Sahte delillerin matbaası Taraf’tı bunu yazan. Öyle ya, AKP ile FETÖ’nün arasının açıldığı zamanlardı, gazete de iki kirden birinin tarafını seçmişti.
Varmak istediğim nokta şu:
Ülke yine seçime gidiyor ve AKP yine oy kaybediyor. Ancak o dönemin başbakanı Ahmet Davutoğlu, bu kez CHP ile aynı cephede.
Çağrım net: Davutoğlu bir bilen olarak anlatsın. Seçim sürecinde o yalanların nasıl üretildiğini tüm Türkiye bilsin. Yalanı manşete taşıyan gazetelerin işaret ettiği yer doğruysa emrindeki güvenlik ve istihbarat birimlerinin neler yaptığını deşifre etsin.
Yani, Davutoğlu konuşsun. Konuşsun ki sandığa giderken başımıza yine neler gelebileceğini görelim. Konuşsun ki yarının adil düzeninde kim tanık kim sanık, bilelim.
PATRONLARIN SEÇİM HESABI
CHP lideri Kılıçdaroğlu, “Kimsenin şüphesi olmasın” diyor ve söz veriyor:
“Millet İttifakı’nın iktidarında tüyü bitmemiş yetim hakkına ve beytülmala el uzatmış tüm kişi ve kurumlar da bağımsız yargı önünde hesap verecekler.”

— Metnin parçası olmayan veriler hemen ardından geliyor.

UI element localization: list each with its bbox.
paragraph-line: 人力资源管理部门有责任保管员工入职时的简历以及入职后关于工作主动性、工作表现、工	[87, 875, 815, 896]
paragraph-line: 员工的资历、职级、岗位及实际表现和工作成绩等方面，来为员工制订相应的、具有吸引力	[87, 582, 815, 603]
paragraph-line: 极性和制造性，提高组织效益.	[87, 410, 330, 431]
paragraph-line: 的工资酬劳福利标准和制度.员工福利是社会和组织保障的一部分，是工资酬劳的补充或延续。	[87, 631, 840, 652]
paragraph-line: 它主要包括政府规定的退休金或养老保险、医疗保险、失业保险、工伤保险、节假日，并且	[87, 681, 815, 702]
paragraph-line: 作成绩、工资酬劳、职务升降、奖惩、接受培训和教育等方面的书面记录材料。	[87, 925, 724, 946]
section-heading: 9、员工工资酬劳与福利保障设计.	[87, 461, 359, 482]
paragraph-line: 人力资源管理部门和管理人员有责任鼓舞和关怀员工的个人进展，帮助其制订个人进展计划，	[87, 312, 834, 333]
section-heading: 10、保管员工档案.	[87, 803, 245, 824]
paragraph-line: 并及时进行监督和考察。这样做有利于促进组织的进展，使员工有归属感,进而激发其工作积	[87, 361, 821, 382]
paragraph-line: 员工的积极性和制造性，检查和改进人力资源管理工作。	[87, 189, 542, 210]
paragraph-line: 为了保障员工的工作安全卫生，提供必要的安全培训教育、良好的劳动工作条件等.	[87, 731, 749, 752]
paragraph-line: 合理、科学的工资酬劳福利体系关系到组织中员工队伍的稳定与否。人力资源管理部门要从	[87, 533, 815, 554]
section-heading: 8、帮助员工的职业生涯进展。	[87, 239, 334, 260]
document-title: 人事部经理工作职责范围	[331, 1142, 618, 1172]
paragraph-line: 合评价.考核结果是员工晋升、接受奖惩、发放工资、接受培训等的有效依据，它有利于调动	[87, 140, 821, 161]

CHP Milletvekili Ali Mahir Başarır’ın “Beşli Çete” adlı kitabının önsözünde okuyorum bu vaadi. Geleceğin olası cumhurbaşkanı, iddianame gibi kitapta belgelenen yağmanın bedeli olacak diyor.
Olmalı da!
Biliyorum ki söz konusu beş patron da “çete” imajından pek mutlu değil. Birçok yandaş holding sahibi gibi düşüncelere dalıp gidiyorlar. Yarın iktidar değiştiğinde ne yapabileceklerini hesaplıyorlar. Hatta duyuyorum ki yargılanmalarına neden olması gereken parayı aynı zamanda cezasızlığın anahtarı gibi görenler de var.
Zaman daralıyor. Seçim yaklaştıkça o patronların vereceği reklamlardaki mesaj, yakın geleceğin fragmanı olacak.